Alternative forms[edit]

Noun[edit]

air jacket (plural air jackets)

  1. A lifejacket.
    • 1867, William Henry Smyth, The Sailor’s Word-Book[1], London: Blackie & Son, page 28:
      AIR-JACKET. A leathern garment furnished with inflated bladders, to buoy the wearer up in the water.
    • 1985, Lawrence Durrell, chapter 1, in Quinx[2], New York: Viking, page 29:
      She wore an inflatable air jacket stolen from Air France.
  2. (equestrianism) An inflatable vest worn to cushion falls.
    • 1765, George Alexander Stevens, The Celebrated Lecture on Heads, London: R. Richards, Part 3, p. 16,[3]
      [] our army all should wear a new uniform; all our horse infantry should wear air jackets, and all our foot cavalry should wear cork waistcoats; and then ye know why they’d be all over the sea before you could say Jack Robinson.
    • 2014, Lauren St John, The One Dollar Horse:
      Anna Sparks shrugged into her air jacket and slipped her bib over the top of it.
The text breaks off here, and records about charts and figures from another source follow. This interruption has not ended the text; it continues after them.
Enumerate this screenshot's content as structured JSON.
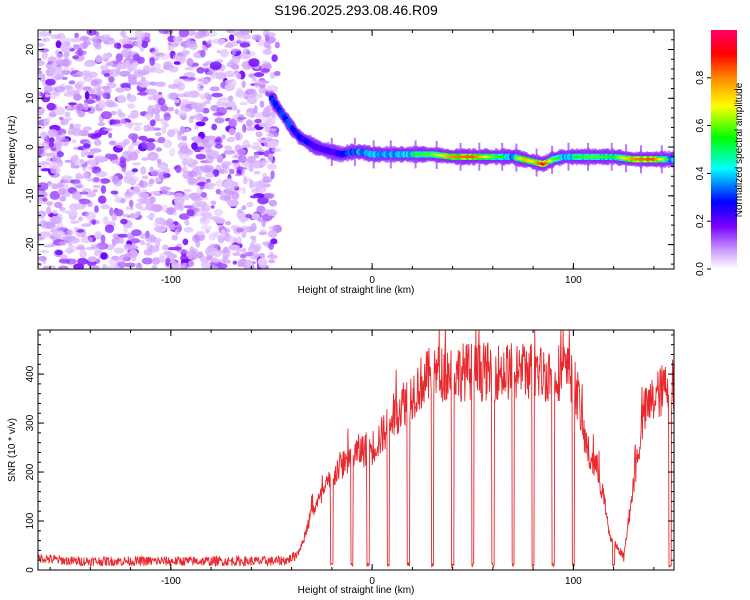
{
  "title": "S196.2025.293.08.46.R09",
  "chart_data": [
    {
      "type": "heatmap",
      "xlabel": "Height of straight line (km)",
      "ylabel": "Frequency (Hz)",
      "xlim": [
        -166,
        150
      ],
      "ylim": [
        -25,
        24
      ],
      "xticks": [
        -100,
        0,
        100
      ],
      "xtick_labels": [
        "-100",
        "0",
        "100"
      ],
      "yticks": [
        -20,
        -10,
        0,
        10,
        20
      ],
      "ytick_labels": [
        "-20",
        "-10",
        "0",
        "10",
        "20"
      ],
      "colorbar": {
        "label": "Normalized spectral amplitude",
        "range": [
          0,
          1
        ],
        "ticks": [
          0.0,
          0.2,
          0.4,
          0.6,
          0.8
        ],
        "tick_labels": [
          "0.0",
          "0.2",
          "0.4",
          "0.6",
          "0.8"
        ],
        "colors": [
          "#ffffff",
          "#cc99ff",
          "#7700ff",
          "#0000ff",
          "#00ffff",
          "#00ff00",
          "#ffff00",
          "#ff8800",
          "#ff0000",
          "#ff0066"
        ]
      },
      "trace": {
        "x": [
          -50,
          -45,
          -40,
          -36,
          -32,
          -28,
          -24,
          -20,
          -15,
          -10,
          -5,
          0,
          10,
          20,
          30,
          40,
          50,
          60,
          70,
          75,
          80,
          85,
          90,
          95,
          100,
          110,
          120,
          130,
          140,
          148
        ],
        "y": [
          10,
          7,
          4,
          2,
          1,
          0,
          -0.5,
          -1,
          -1.5,
          -1,
          -1,
          -1.5,
          -1.5,
          -1.5,
          -1.5,
          -2,
          -2,
          -2,
          -2,
          -2.5,
          -3,
          -3.5,
          -2.5,
          -2,
          -2,
          -2,
          -2,
          -2.5,
          -2.5,
          -2.5
        ],
        "amplitude": [
          0.4,
          0.4,
          0.4,
          0.35,
          0.35,
          0.3,
          0.3,
          0.3,
          0.35,
          0.45,
          0.5,
          0.5,
          0.5,
          0.55,
          0.6,
          0.8,
          0.85,
          0.6,
          0.5,
          0.75,
          0.7,
          0.9,
          0.6,
          0.5,
          0.55,
          0.6,
          0.55,
          0.8,
          0.85,
          0.5
        ]
      },
      "noise_region_x": [
        -166,
        -47
      ]
    },
    {
      "type": "line",
      "xlabel": "Height of straight line (km)",
      "ylabel": "SNR (10 * v/v)",
      "xlim": [
        -166,
        150
      ],
      "ylim": [
        0,
        490
      ],
      "xticks": [
        -100,
        0,
        100
      ],
      "xtick_labels": [
        "-100",
        "0",
        "100"
      ],
      "yticks": [
        0,
        100,
        200,
        300,
        400
      ],
      "ytick_labels": [
        "0",
        "100",
        "200",
        "300",
        "400"
      ],
      "color": "#e8282d",
      "series": [
        {
          "name": "SNR",
          "x": [
            -166,
            -150,
            -120,
            -80,
            -50,
            -42,
            -38,
            -35,
            -30,
            -25,
            -20,
            -15,
            -10,
            -5,
            0,
            5,
            10,
            15,
            20,
            25,
            30,
            40,
            50,
            60,
            70,
            80,
            85,
            90,
            95,
            100,
            103,
            105,
            108,
            112,
            115,
            118,
            125,
            130,
            135,
            140,
            145,
            150
          ],
          "y": [
            25,
            18,
            18,
            18,
            18,
            20,
            30,
            50,
            120,
            150,
            190,
            215,
            235,
            245,
            250,
            275,
            310,
            340,
            360,
            385,
            400,
            405,
            405,
            405,
            405,
            410,
            400,
            405,
            405,
            395,
            340,
            280,
            230,
            205,
            150,
            70,
            25,
            180,
            320,
            350,
            370,
            380
          ]
        }
      ],
      "dropouts_x": [
        -20,
        -10,
        -2,
        8,
        18,
        30,
        40,
        50,
        60,
        70,
        80,
        90,
        100,
        120,
        148
      ]
    }
  ]
}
There was a time when she'd have felt invincible in the lead-up to the cross-country, especially if she'd posted a personal best of 40.3 to lie third behind David Powell and Sam Tide after the dressage, but today nerves roared through her system like ocean waves, building and crashing.
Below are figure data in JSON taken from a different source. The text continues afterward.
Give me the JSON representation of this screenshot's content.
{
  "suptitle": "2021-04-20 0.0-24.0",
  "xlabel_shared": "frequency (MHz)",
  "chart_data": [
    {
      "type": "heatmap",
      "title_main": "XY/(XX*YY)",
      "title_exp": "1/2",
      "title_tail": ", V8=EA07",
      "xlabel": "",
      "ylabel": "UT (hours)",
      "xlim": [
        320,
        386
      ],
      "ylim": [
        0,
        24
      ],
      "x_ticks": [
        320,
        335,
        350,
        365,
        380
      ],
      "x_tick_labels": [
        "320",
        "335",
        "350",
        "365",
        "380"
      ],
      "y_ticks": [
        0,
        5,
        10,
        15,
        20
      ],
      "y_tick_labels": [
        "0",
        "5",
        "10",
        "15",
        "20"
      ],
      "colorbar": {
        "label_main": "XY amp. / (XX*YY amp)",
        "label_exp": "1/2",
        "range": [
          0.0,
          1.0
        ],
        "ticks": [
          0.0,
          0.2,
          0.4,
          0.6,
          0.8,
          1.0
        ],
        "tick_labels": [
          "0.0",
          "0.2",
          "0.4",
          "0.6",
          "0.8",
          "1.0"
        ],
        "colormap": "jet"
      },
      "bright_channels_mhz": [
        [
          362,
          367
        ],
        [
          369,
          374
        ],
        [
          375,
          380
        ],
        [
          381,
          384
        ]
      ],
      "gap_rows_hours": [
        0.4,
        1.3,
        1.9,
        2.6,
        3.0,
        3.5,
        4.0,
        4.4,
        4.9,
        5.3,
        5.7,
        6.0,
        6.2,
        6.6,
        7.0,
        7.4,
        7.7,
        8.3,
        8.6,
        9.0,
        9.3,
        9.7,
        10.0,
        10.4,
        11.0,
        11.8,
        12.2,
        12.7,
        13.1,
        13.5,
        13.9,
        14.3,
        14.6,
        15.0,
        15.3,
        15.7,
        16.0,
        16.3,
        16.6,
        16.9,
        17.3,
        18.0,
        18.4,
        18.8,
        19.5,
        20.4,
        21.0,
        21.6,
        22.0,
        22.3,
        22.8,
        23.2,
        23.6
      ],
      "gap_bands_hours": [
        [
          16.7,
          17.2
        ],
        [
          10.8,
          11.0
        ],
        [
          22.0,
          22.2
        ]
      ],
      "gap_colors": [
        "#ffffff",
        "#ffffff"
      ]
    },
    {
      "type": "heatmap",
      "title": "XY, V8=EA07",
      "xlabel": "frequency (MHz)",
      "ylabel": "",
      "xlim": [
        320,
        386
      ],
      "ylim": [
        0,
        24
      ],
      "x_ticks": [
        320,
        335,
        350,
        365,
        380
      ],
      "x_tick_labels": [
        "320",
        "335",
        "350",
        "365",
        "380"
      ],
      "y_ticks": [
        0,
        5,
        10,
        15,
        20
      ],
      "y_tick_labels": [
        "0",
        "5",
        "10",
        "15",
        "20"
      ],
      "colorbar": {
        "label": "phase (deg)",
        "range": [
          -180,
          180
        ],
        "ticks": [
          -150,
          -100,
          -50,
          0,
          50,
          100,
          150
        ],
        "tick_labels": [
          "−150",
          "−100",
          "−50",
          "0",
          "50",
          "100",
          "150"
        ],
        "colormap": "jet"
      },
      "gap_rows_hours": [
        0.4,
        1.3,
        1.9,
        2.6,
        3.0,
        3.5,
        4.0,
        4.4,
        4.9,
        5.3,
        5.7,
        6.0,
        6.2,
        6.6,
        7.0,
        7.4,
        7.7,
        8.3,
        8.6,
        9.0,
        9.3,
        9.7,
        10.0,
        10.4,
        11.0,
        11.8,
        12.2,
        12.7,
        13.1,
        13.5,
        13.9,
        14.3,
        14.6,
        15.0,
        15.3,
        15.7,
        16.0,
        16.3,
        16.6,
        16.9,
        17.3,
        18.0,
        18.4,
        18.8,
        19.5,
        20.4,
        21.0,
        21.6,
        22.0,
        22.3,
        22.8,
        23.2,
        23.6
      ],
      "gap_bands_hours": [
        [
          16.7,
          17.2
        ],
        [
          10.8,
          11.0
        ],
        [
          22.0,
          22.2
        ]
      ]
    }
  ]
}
    • 2017, Guy N. Rutty, Essentials of Autopsy Practice, page 94:
      If a competitor chooses to wear an inflatable air jacket during the cross country phase it must be placed over the top of a body protector, whereas in the other phases/other disciplines the air jacket can be worn without a body protector.
  3. An enclosed space containing nothing but air that surrounds something in order to provide insulation.
    • 1906 November 7, E. Favary, “Air Cooling Devices”, in The Horseless Age: The Automobile Trade Magazine, volume 18, number 19:
      In the first Daimler gasoline engines a current of air was forced through an air jacket surrounding the cylinder by means of a rotary fan mounted on the crank shaft.
    • 1938, Benjamin Charles Gruenberg, Samuel P. Unzicker, Science in Our Lives, page 222:
      But instead of having an air jacket around the firebox or stove, it has many water pipes among the flames.
    • 2021, Wei-Hua Wang, Infertility and Assisted Reproduction, page 227:
      For example, if one patient was conducted two times of frozen–thawed embryo transfer (FET) (all embryos from the air jacket incubator) and was verified pregnant at last, the clinical pregnancy rate would be 50%.